Some 14 years after Jim Caviezel poured heart and soul into his portrayal of Jesus in the brutal and powerful "The Passion of the Christ," he returns to the New Testament as the physician and disciple Luke in "Paul, Apostle of Christ."

This PG-13 interpretation of certain events in first-century Rome isn't nearly as blood-soaked as Mel Gibson's "Passion," but it's hardly sugarcoated children's fare either. It's an impressively staged, well-acted, thoughtful and faithful telling of the last days of the Apostle Paul — and how Luke risked his life again and again to visit his great mentor in prison and make a written record of Paul's life experiences and teachings.

"Paul, Apostle of Christ" is set in Rome, A.D. 67. (Malta stands in, quite believably, as ancient Rome.) Half the city has been burned, and the Emperor Nero has placed the blame on the followers of Jesus Christ, many of whom are scraping out an existence in what amounts to a refugee camp.

Christians are fed to the lions in Nero's "circus" and lit on fire in the streets. As Aquila (John Lynch) and his wife, Priscilla (Joanne Whalley), debate whether the Christian community should abandon Rome or stay and fight for their beliefs, the physician Luke arranges to make multiple visits to Paul, who is being held in the darkest dungeon of Rome's Mamertine Prison.

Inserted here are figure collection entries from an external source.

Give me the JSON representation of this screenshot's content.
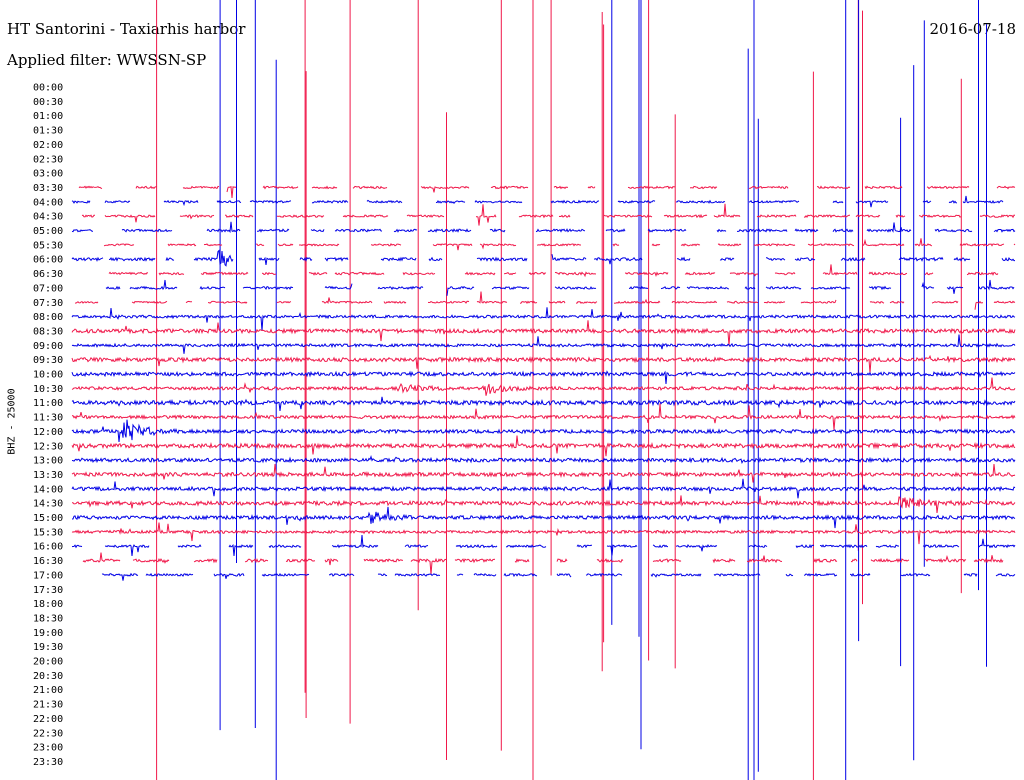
{
  "header": {
    "title": "HT Santorini - Taxiarhis harbor",
    "date": "2016-07-18",
    "filter": "Applied filter: WWSSN-SP"
  },
  "chart_data": {
    "type": "line",
    "title": "HT Santorini - Taxiarhis harbor",
    "ylabel": "BHZ - 25000",
    "row_labels": [
      "00:00",
      "00:30",
      "01:00",
      "01:30",
      "02:00",
      "02:30",
      "03:00",
      "03:30",
      "04:00",
      "04:30",
      "05:00",
      "05:30",
      "06:00",
      "06:30",
      "07:00",
      "07:30",
      "08:00",
      "08:30",
      "09:00",
      "09:30",
      "10:00",
      "10:30",
      "11:00",
      "11:30",
      "12:00",
      "12:30",
      "13:00",
      "13:30",
      "14:00",
      "14:30",
      "15:00",
      "15:30",
      "16:00",
      "16:30",
      "17:00",
      "17:30",
      "18:00",
      "18:30",
      "19:00",
      "19:30",
      "20:00",
      "20:30",
      "21:00",
      "21:30",
      "22:00",
      "22:30",
      "23:00",
      "23:30"
    ],
    "trace_colors": [
      "#0000e6",
      "#f0184a"
    ],
    "recorded_window": [
      "03:30",
      "17:00"
    ],
    "continuous_window": [
      "08:00",
      "15:30"
    ],
    "events": [
      {
        "row": "06:00",
        "time_fraction": 0.16,
        "amplitude": 0.6
      },
      {
        "row": "10:30",
        "time_fraction": 0.35,
        "amplitude": 0.45
      },
      {
        "row": "10:30",
        "time_fraction": 0.44,
        "amplitude": 0.5
      },
      {
        "row": "12:00",
        "time_fraction": 0.06,
        "amplitude": 0.9
      },
      {
        "row": "14:30",
        "time_fraction": 0.88,
        "amplitude": 0.5
      },
      {
        "row": "15:00",
        "time_fraction": 0.32,
        "amplitude": 0.4
      }
    ]
  }
}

James Faulkner (Randyll Tarly on "Game of Thrones") gives the most impressive performance in the film as Paul, who is nearing the end of his days on Earth and has been physically pummeled for years, but still has fire in his eyes and faith bursting from his heart.

"The cantankerous old soul remains full of hope and conviction," says Luke of Paul. (Sometimes the characters sound more like denizens of the 21st century than Christians from 2,000 years ago. "Quit your complaining!" barks one character. Another cracks a sitcom-type joke about his friend's wife's cooking.)

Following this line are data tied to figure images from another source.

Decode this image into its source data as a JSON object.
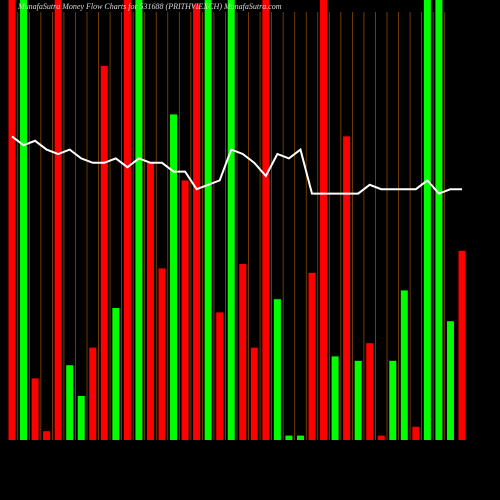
{
  "chart_data": {
    "type": "bar",
    "title": "MunafaSutra  Money Flow  Charts for 531688 (PRITHVIEXCH) MunafaSutra.com",
    "ylim": [
      0,
      100
    ],
    "bars": {
      "values": [
        100,
        100,
        14,
        2,
        100,
        17,
        10,
        21,
        85,
        30,
        100,
        100,
        63,
        39,
        74,
        59,
        99,
        100,
        29,
        100,
        40,
        21,
        100,
        32,
        1,
        1,
        38,
        100,
        19,
        69,
        18,
        22,
        1,
        18,
        34,
        3,
        100,
        100,
        27,
        43
      ],
      "colors": [
        "#ff0000",
        "#00ff00",
        "#ff0000",
        "#ff0000",
        "#ff0000",
        "#00ff00",
        "#00ff00",
        "#ff0000",
        "#ff0000",
        "#00ff00",
        "#ff0000",
        "#00ff00",
        "#ff0000",
        "#ff0000",
        "#00ff00",
        "#ff0000",
        "#ff0000",
        "#00ff00",
        "#ff0000",
        "#00ff00",
        "#ff0000",
        "#ff0000",
        "#ff0000",
        "#00ff00",
        "#00ff00",
        "#00ff00",
        "#ff0000",
        "#ff0000",
        "#00ff00",
        "#ff0000",
        "#00ff00",
        "#ff0000",
        "#ff0000",
        "#00ff00",
        "#00ff00",
        "#ff0000",
        "#00ff00",
        "#00ff00",
        "#00ff00",
        "#ff0000"
      ]
    },
    "line": {
      "color": "#ffffff",
      "values": [
        69,
        67,
        68,
        66,
        65,
        66,
        64,
        63,
        63,
        64,
        62,
        64,
        63,
        63,
        61,
        61,
        57,
        58,
        59,
        66,
        65,
        63,
        60,
        65,
        64,
        66,
        56,
        56,
        56,
        56,
        56,
        58,
        57,
        57,
        57,
        57,
        59,
        56,
        57,
        57
      ]
    }
  }
}
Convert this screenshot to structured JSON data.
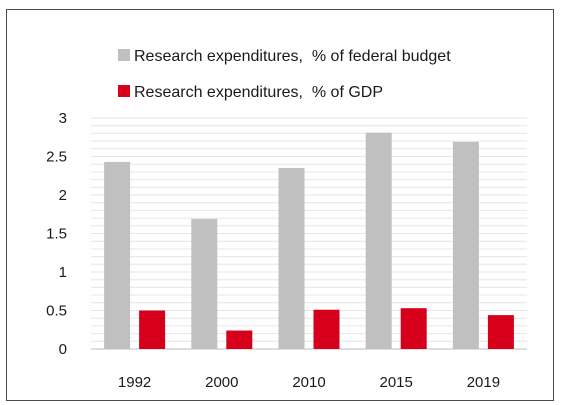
{
  "chart_data": {
    "type": "bar",
    "categories": [
      "1992",
      "2000",
      "2010",
      "2015",
      "2019"
    ],
    "series": [
      {
        "name": "Research expenditures,  % of federal budget",
        "values": [
          2.43,
          1.69,
          2.35,
          2.81,
          2.69
        ],
        "color": "#c0c0c0"
      },
      {
        "name": "Research expenditures,  % of GDP",
        "values": [
          0.5,
          0.24,
          0.51,
          0.53,
          0.44
        ],
        "color": "#d6001c"
      }
    ],
    "ylim": [
      0,
      3
    ],
    "yticks": [
      "0",
      "0.5",
      "1",
      "1.5",
      "2",
      "2.5",
      "3"
    ],
    "ytick_values": [
      0,
      0.5,
      1,
      1.5,
      2,
      2.5,
      3
    ],
    "minor_grid_step": 0.1,
    "grid": true,
    "legend": "top"
  }
}
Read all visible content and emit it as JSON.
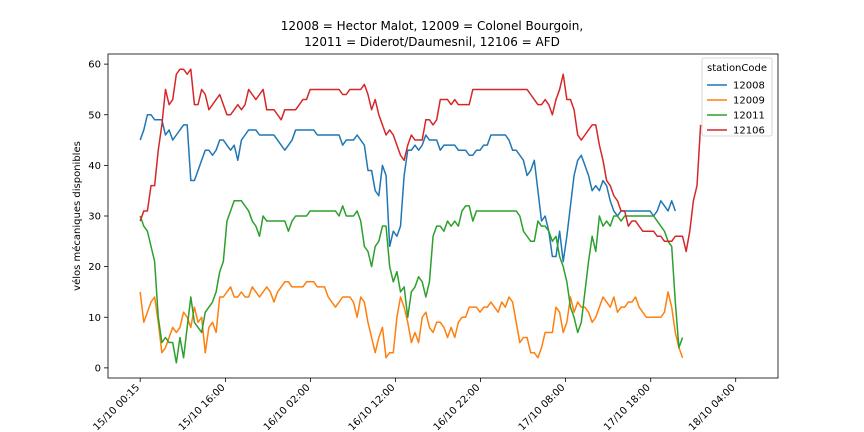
{
  "chart_data": {
    "type": "line",
    "title_lines": [
      "12008 = Hector Malot, 12009 = Colonel Bourgoin,",
      "12011 = Diderot/Daumesnil, 12106 = AFD"
    ],
    "ylabel": "vélos mécaniques disponibles",
    "xlabel": "",
    "ylim": [
      -2,
      62
    ],
    "yticks": [
      0,
      10,
      20,
      30,
      40,
      50,
      60
    ],
    "xlim": [
      -8.9,
      176.4
    ],
    "xtick_labels": [
      "15/10 00:15",
      "15/10 16:00",
      "16/10 02:00",
      "16/10 12:00",
      "16/10 22:00",
      "17/10 08:00",
      "17/10 18:00",
      "18/10 04:00"
    ],
    "xtick_positions": [
      0,
      23.6,
      47.1,
      70.6,
      94.1,
      117.6,
      141.2,
      164.7
    ],
    "x_step": 1,
    "legend": {
      "title": "stationCode",
      "placement": "top-right"
    },
    "series": [
      {
        "name": "12008",
        "color": "#1f77b4",
        "values": [
          45,
          47,
          50,
          50,
          49,
          49,
          49,
          46,
          47,
          45,
          46,
          47,
          48,
          48,
          37,
          37,
          39,
          41,
          43,
          43,
          42,
          43,
          45,
          45,
          44,
          43,
          44,
          41,
          45,
          46,
          47,
          47,
          47,
          46,
          46,
          46,
          46,
          46,
          45,
          44,
          43,
          44,
          45,
          47,
          47,
          47,
          47,
          47,
          47,
          46,
          46,
          46,
          46,
          46,
          46,
          46,
          44,
          45,
          45,
          45,
          46,
          45,
          44,
          39,
          39,
          35,
          34,
          40,
          38,
          24,
          27,
          26,
          28,
          38,
          43,
          43,
          44,
          43,
          44,
          46,
          45,
          45,
          45,
          43,
          44,
          44,
          44,
          44,
          43,
          43,
          43,
          42,
          42,
          43,
          43,
          44,
          44,
          46,
          46,
          46,
          46,
          46,
          45,
          43,
          43,
          42,
          41,
          38,
          39,
          41,
          35,
          29,
          30,
          27,
          22,
          22,
          27,
          21,
          26,
          32,
          38,
          41,
          42,
          40,
          38,
          35,
          36,
          35,
          37,
          36,
          33,
          31,
          30,
          31,
          31,
          31,
          31,
          31,
          31,
          31,
          31,
          31,
          30,
          31,
          33,
          32,
          31,
          33,
          31
        ]
      },
      {
        "name": "12009",
        "color": "#ff7f0e",
        "values": [
          15,
          9,
          11,
          13,
          14,
          9,
          3,
          4,
          6,
          8,
          7,
          8,
          11,
          10,
          8,
          12,
          9,
          10,
          3,
          8,
          9,
          7,
          14,
          14,
          15,
          16,
          14,
          14,
          15,
          14,
          14,
          16,
          15,
          14,
          15,
          16,
          15,
          13,
          15,
          16,
          17,
          17,
          16,
          16,
          16,
          16,
          17,
          17,
          17,
          16,
          16,
          16,
          14,
          13,
          12,
          13,
          14,
          14,
          14,
          13,
          10,
          14,
          13,
          9,
          6,
          3,
          6,
          8,
          2,
          3,
          3,
          10,
          14,
          12,
          9,
          5,
          7,
          5,
          10,
          11,
          8,
          7,
          9,
          9,
          8,
          6,
          8,
          6,
          9,
          10,
          10,
          12,
          12,
          12,
          11,
          12,
          12,
          13,
          12,
          11,
          13,
          12,
          14,
          13,
          9,
          5,
          6,
          6,
          3,
          3,
          2,
          4,
          7,
          7,
          7,
          12,
          11,
          7,
          9,
          14,
          11,
          13,
          12,
          12,
          11,
          9,
          10,
          12,
          14,
          13,
          12,
          14,
          11,
          12,
          12,
          13,
          13,
          14,
          12,
          11,
          10,
          10,
          10,
          10,
          10,
          11,
          15,
          12,
          7,
          4,
          2
        ]
      },
      {
        "name": "12011",
        "color": "#2ca02c",
        "values": [
          30,
          28,
          27,
          24,
          21,
          10,
          5,
          6,
          5,
          5,
          1,
          6,
          2,
          8,
          14,
          9,
          8,
          7,
          11,
          12,
          13,
          15,
          19,
          21,
          29,
          31,
          33,
          33,
          33,
          32,
          31,
          29,
          28,
          26,
          30,
          29,
          29,
          29,
          29,
          29,
          29,
          27,
          29,
          30,
          30,
          30,
          30,
          31,
          31,
          31,
          31,
          31,
          31,
          31,
          31,
          30,
          32,
          30,
          30,
          30,
          31,
          29,
          24,
          23,
          20,
          24,
          25,
          28,
          28,
          20,
          17,
          19,
          15,
          16,
          10,
          15,
          16,
          18,
          17,
          14,
          17,
          26,
          28,
          28,
          27,
          29,
          28,
          29,
          28,
          31,
          32,
          32,
          29,
          31,
          31,
          31,
          31,
          31,
          31,
          31,
          31,
          31,
          31,
          31,
          31,
          30,
          27,
          26,
          25,
          25,
          29,
          28,
          28,
          27,
          25,
          26,
          22,
          20,
          17,
          12,
          10,
          7,
          9,
          15,
          21,
          26,
          23,
          30,
          28,
          29,
          28,
          30,
          30,
          29,
          30,
          30,
          30,
          30,
          30,
          30,
          30,
          30,
          30,
          29,
          28,
          27,
          25,
          24,
          13,
          4,
          6
        ]
      },
      {
        "name": "12106",
        "color": "#d62728",
        "values": [
          29,
          31,
          31,
          36,
          36,
          43,
          48,
          55,
          52,
          53,
          58,
          59,
          59,
          58,
          59,
          52,
          52,
          55,
          54,
          51,
          52,
          53,
          54,
          52,
          50,
          50,
          51,
          52,
          51,
          52,
          55,
          54,
          53,
          54,
          55,
          51,
          51,
          51,
          50,
          49,
          51,
          51,
          51,
          51,
          52,
          53,
          53,
          55,
          55,
          55,
          55,
          55,
          55,
          55,
          55,
          55,
          54,
          54,
          55,
          55,
          55,
          55,
          56,
          54,
          51,
          53,
          50,
          48,
          46,
          47,
          46,
          44,
          42,
          41,
          44,
          46,
          45,
          45,
          45,
          49,
          49,
          48,
          49,
          53,
          53,
          53,
          52,
          53,
          52,
          52,
          52,
          52,
          55,
          55,
          55,
          55,
          55,
          55,
          55,
          55,
          55,
          55,
          55,
          55,
          55,
          55,
          55,
          55,
          54,
          53,
          52,
          52,
          53,
          52,
          50,
          53,
          55,
          58,
          53,
          53,
          51,
          46,
          45,
          46,
          47,
          48,
          48,
          44,
          41,
          37,
          36,
          34,
          33,
          31,
          31,
          28,
          29,
          29,
          28,
          27,
          27,
          27,
          27,
          26,
          26,
          25,
          25,
          25,
          26,
          26,
          26,
          23,
          27,
          33,
          36,
          48
        ]
      }
    ]
  }
}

Olivier Martinez, unable to disguise his French accent (everyone in the film speaks English), nevertheless does fine work as Mauritius, the jailer of Paul, who is experiencing a crisis of faith because his daughter is gravely ill, and neither sacrifices and rituals honoring the Roman gods nor Roman doctors have helped. Despite his loathing of Christians, the desperate Mauritius considers turning to the physician Luke to tend to his daughter.

At times "Paul, Apostle of Christ" gets bogged down in static scenes, with characters trading pages of dialogue as if they're in a staged work. When writer-director Andrew Hyatt pulls back the camera for medium- and long-range shots, we get a much better sense of this world, and the stakes at hand for the persecuted Christians and the Romans who carry out Nero's horrific orders.

Caviezel gives a stoic performance as the brave and selfless Luke. Lynch and Whalley are excellent as the husband and wife Christian community leaders Aquila and Priscilla. Costumes, sets, cinematography and editing are all first-rate.